Start by setting the Image File Execution Option to set a default debugger for “POWERPNT.EXE”:

  • Start->Run->Regedit.exe

  • Go to HKLM\Software\Microsoft\Windows NT\CurrentVersion\Image File Execution Options

  • Create a new key called “powerpnt.exe” (no quotes)

  • Click on the new “powerpnt.exe” key and create a new REG_SZ value for called “Debugger” and set its value to “windbg.exe” (make sure you have windbg.exe in your PATH)

Next, double click on the malicious PowerPoint file. You will see the WinDBG window pop up asking you for commands. Set these breakpoints:

  • bp kernel32!CreateFileW “.printf \”CreateFileW(\%mu) RetAddr 0x\%08x\\n\”, poi(esp+0x4), poi(esp);dds esp L1; g”

  • bp kernel32!CreateFileA “.printf \”CreateFileA(\%ma) RetAddr 0x\%08x\\n\”, poi(esp+0x4), poi(esp);dds esp L1; g”

  • bp kernel32!LoadLibraryW “.printf \”LoadLibraryW(\%mu) RetAddr 0x\%08x\\n\”, poi(esp+0x4), poi(esp);dds esp L1″

  • bp kernel32!LoadLibraryA “.printf \”LoadLibraryA(\%ma) RetAddr 0x\%08x\\n\”, poi(esp+0x4), poi(esp);dds esp L1″

  • bp kernel32!WinExec “.printf \”WinExec(\%ma) RetAddr 0x\%08x\\n\”, poi(esp+0x4), poi(esp);dds esp L1″

This causes the relevant parameters from CreateFile, LoadLibrary, and WinExec to be printed out as they are called.
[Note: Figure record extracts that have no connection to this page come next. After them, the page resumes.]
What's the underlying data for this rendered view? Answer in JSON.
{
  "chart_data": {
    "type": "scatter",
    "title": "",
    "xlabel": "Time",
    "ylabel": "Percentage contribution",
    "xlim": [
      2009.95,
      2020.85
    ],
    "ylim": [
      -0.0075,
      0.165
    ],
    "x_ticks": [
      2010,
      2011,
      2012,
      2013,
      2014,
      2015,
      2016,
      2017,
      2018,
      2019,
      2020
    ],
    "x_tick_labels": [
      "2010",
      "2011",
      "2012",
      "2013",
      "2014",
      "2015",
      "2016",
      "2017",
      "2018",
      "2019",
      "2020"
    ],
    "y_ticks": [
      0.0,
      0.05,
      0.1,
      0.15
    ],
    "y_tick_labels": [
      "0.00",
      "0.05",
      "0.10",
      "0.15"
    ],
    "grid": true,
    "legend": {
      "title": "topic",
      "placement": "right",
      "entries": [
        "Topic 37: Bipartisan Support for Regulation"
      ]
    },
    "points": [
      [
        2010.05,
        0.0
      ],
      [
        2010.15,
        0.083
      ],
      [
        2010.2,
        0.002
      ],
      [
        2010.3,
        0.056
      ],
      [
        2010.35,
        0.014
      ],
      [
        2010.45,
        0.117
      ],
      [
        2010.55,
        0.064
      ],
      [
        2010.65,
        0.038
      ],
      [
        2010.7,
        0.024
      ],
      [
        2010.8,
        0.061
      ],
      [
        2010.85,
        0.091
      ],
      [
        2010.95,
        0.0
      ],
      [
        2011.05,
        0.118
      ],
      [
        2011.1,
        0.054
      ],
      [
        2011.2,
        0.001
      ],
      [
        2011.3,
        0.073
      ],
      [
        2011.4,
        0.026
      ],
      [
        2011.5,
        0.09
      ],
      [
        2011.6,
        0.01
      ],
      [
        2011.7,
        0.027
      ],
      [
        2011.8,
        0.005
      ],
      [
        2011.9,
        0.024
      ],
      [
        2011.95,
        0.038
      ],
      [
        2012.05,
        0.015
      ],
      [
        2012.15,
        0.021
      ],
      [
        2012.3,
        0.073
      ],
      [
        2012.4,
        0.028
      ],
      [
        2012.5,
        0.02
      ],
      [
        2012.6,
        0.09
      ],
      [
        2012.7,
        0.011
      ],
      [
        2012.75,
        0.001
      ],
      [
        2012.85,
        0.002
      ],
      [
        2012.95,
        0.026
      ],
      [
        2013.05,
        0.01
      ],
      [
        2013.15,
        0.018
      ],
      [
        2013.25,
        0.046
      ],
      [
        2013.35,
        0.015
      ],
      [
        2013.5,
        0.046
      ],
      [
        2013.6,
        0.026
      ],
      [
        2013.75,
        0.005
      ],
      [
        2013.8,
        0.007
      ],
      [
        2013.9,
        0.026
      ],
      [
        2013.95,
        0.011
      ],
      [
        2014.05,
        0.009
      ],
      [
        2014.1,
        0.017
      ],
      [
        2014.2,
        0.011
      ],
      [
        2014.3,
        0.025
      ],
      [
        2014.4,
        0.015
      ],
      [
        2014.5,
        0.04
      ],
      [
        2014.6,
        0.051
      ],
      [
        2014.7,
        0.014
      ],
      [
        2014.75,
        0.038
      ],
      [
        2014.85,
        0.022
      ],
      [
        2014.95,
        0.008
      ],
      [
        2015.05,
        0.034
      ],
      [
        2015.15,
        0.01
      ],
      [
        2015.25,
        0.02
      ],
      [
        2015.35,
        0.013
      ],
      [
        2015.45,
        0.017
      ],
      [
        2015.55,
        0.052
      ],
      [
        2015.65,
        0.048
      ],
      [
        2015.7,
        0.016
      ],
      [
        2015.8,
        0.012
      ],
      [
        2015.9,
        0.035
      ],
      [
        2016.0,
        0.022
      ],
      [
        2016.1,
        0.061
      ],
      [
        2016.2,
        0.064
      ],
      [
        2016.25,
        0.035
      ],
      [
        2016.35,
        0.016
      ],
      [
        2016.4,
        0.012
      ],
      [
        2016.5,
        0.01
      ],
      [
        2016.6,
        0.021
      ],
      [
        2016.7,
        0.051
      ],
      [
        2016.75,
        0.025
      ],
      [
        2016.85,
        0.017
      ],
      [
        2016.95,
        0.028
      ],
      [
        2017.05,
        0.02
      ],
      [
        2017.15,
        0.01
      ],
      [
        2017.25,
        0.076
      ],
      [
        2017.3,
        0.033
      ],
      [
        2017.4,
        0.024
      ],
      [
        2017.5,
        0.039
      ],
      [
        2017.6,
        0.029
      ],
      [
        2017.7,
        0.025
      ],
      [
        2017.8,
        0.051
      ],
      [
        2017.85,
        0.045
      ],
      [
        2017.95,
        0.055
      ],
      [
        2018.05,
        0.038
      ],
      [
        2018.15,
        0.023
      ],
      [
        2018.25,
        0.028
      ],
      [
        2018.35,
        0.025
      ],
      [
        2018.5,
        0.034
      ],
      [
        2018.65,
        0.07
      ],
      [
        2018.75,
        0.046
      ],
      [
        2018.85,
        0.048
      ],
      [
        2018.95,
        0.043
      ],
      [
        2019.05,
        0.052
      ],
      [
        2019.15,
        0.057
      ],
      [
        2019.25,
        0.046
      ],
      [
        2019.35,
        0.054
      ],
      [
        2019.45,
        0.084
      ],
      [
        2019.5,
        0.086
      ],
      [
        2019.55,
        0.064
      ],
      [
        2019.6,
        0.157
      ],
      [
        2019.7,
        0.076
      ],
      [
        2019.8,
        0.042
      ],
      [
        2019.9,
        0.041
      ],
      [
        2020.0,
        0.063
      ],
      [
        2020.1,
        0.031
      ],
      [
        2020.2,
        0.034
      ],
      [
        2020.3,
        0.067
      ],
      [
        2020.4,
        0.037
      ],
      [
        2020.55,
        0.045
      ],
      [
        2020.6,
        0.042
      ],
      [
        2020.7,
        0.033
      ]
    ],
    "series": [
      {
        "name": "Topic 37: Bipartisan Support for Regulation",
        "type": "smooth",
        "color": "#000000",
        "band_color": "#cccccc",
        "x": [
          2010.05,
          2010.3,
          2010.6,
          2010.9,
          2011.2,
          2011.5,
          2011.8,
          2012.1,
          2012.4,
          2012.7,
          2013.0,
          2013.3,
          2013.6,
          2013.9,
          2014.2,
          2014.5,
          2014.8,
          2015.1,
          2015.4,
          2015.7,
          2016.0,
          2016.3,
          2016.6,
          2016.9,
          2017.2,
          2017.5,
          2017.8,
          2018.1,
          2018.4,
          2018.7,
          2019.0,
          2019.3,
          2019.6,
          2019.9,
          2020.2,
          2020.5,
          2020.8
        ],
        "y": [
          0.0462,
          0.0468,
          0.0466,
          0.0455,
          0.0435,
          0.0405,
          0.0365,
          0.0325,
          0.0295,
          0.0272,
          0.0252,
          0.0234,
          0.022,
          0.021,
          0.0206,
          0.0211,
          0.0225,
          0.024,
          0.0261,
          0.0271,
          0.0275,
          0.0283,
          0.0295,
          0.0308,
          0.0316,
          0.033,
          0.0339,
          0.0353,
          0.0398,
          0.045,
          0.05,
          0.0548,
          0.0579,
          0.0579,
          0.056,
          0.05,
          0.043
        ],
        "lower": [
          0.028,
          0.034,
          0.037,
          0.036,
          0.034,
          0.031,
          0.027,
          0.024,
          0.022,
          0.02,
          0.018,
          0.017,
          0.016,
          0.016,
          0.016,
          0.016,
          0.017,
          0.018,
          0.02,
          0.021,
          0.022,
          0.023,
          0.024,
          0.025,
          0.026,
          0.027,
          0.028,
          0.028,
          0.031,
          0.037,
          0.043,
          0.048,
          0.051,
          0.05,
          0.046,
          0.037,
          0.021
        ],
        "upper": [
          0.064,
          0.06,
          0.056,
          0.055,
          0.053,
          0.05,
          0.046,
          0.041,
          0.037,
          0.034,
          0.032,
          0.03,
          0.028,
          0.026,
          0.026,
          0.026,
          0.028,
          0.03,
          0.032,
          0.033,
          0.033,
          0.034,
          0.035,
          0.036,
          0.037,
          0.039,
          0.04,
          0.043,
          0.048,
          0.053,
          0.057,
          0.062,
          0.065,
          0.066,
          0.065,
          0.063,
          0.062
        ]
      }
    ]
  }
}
This way, we will be able to see which files the exploit creates, with complete path. Eric Landuyt from DataRescue employed this method to analyze a piece of malware (Hi Eric!). In our scenario, we apply it to shellcode. We also set a breakpoint on “WinExec” because we know that this particular shellcode will use WinExec to execute the trojan file. Sometimes shellcode uses CreateProcess instead. It is important to note that we did not put a “g” for the WinExec breakpoint because we do not want it to execute. We just want the path. To continue the process, hit “g” to let PowerPoint execute. Now, you will see a lot of messages coming up on the screen because PowerPoint actually uses CreateFile/LoadLibrary for legitimate purposes; the shellcode will use it too, but it will be towards the end. Here is an example output:

0:000> g
CreateFileA(C:\DOCUME~1\user\LOCALS~1\Temp\~AC0810.tmp) RetAddr 0x7c802039
00133598 7c802039 kernel32!GetStartupInfoA+0x14b
CreateFileW(C:\DOCUME~1\user\LOCALS~1\Temp\~AC0810.tmp) RetAddr 0x7c801a4f
00133574 7c801a4f kernel32!CreateFileA+0x2b
WinExec(C:\DOCUME~1\user\LOCALS~1\Temp\~AC0810.tmp) RetAddr 0x7c802039
001335ac 7c802039 kernel32!GetStartupInfoA+0x14b
eax=7c86114d ebx=7c802039 ecx=00000000 edx=7c802039 esi=001860f8 edi=001861f8
eip=7c86114d esp=001335ac ebp=00186087 iopl=0 nv up ei pl nz na po nc
cs=001b ss=0023 ds=0023 es=0023 fs=003b gs=0000 efl=00200202
7c86114d 8bff mov edi,edi

It is easy to see from the output where the trojan was placed. You are at a breakpoint now so you can safely grab the malicious EXE file and perform whatever analysis you’d like.

Sure enough, ~AC0810.TMP is a malicious PE binary:

You can apply this same fast, simple, generic technique in analyzing EXE malware, PDF, IE, and other types of exploits. Let us know if you have feedback or other analysis techniques you would like to share.

– Bruce Dang and Jonathan Ness, MSRC Engineering

*Postings are provided “AS IS” with no warranties, and confers no rights.*

 Update (April 3, 2009): Minor edit to the LoadLibrary breakpoint commands.  Thank you to Julio Auto for pointing this out.